- Active: November 1, 1862
- Disbanded: July 14, 1865
- Allegiance: Union Army
- Type: Artillery
- Role: Military
- Colors: Black and Green

= 23rd Independent Battery New York Light Artillery =

The 23rd Independent Battery, New York Volunteer Light Artillery was a unit of the Union Army of the American Civil War

==History==
This battery, originally Battery A, Rocket Battalion of Artillery, became the 23d Battery November 1, 1862; the change was, however, not final until it was approved February 11, 1863. It was recruited in the counties of Niagara, Essex and Warren; organized at Albany, and there mustered in the service of the United States for three years December 6, 1861.

At the expiration of its term of service, the men entitled thereto were discharged and the battery continued in service. It left the State on December 9 commanded by Captain Alfred Ransom, and served at Washington, D.C, from December 1861.

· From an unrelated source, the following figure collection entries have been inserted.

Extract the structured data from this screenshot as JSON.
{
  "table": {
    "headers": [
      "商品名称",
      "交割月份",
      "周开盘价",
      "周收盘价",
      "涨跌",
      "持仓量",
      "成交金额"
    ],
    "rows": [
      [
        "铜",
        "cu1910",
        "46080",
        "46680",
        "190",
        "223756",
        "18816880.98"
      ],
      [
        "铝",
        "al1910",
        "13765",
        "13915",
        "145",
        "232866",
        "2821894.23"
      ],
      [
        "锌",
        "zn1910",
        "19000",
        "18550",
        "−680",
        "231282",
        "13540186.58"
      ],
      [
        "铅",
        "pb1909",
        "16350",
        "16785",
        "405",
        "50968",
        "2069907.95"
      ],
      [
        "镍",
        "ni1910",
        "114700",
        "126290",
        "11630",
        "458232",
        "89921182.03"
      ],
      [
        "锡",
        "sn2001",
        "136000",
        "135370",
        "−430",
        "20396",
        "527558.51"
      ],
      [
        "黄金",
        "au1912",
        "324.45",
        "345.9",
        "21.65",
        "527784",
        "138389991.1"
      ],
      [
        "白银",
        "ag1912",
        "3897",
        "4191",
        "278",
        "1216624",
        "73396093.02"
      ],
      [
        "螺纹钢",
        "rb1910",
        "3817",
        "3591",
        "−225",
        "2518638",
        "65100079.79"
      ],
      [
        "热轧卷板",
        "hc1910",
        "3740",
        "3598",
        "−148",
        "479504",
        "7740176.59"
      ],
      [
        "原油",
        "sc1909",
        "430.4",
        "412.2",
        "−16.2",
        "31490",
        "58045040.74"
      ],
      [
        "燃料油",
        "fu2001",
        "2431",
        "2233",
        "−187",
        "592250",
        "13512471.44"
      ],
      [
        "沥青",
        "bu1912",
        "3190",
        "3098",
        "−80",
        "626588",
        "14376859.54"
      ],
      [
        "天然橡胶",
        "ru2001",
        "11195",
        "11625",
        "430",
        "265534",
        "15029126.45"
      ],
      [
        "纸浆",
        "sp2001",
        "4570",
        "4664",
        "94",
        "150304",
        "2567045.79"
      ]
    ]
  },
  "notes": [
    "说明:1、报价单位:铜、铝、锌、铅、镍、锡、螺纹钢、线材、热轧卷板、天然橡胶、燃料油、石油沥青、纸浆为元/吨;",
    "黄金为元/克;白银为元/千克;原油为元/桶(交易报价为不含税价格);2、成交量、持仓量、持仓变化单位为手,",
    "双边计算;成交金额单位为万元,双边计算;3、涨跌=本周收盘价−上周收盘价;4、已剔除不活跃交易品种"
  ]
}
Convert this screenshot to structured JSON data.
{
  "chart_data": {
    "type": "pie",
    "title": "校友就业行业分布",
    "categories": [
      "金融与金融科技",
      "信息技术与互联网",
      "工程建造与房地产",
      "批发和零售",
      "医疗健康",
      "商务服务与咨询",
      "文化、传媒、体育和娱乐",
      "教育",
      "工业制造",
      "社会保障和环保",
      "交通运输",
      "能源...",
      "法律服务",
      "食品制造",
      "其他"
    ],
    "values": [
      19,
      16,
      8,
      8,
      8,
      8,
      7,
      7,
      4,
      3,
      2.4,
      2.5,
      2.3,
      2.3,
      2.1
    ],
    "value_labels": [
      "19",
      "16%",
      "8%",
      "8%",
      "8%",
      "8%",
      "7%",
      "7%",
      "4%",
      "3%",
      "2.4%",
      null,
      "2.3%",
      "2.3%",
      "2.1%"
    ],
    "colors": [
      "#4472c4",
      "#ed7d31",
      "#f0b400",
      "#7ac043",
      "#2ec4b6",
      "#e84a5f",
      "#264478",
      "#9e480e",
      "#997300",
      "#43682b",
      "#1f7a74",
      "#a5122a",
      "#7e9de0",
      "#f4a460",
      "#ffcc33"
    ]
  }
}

From December, 1862; in the district of Pamlico, Department of North Carolina, and in the district of North Carolina, Department of Virginia and North Carolina, from May, 1863; with the Cavalry Division, General Sherman's forces, from April 1, 1865. July 14, 1865, the battery, commanded by Captain Samuel Kittinger, Jr., was honorably discharged and mustered out at Fort Porter, Buffalo, N. Y., having, during its service, lost by death of disease and other causes, 46 enlisted men.

==Service==
The 23rd Independent Battery New York Light Artillery has been caught up in 19 battles in the civil war in November 1862.

===Casualties===
The battery lost 46 Enlisted men by disease during service in the American Civil War.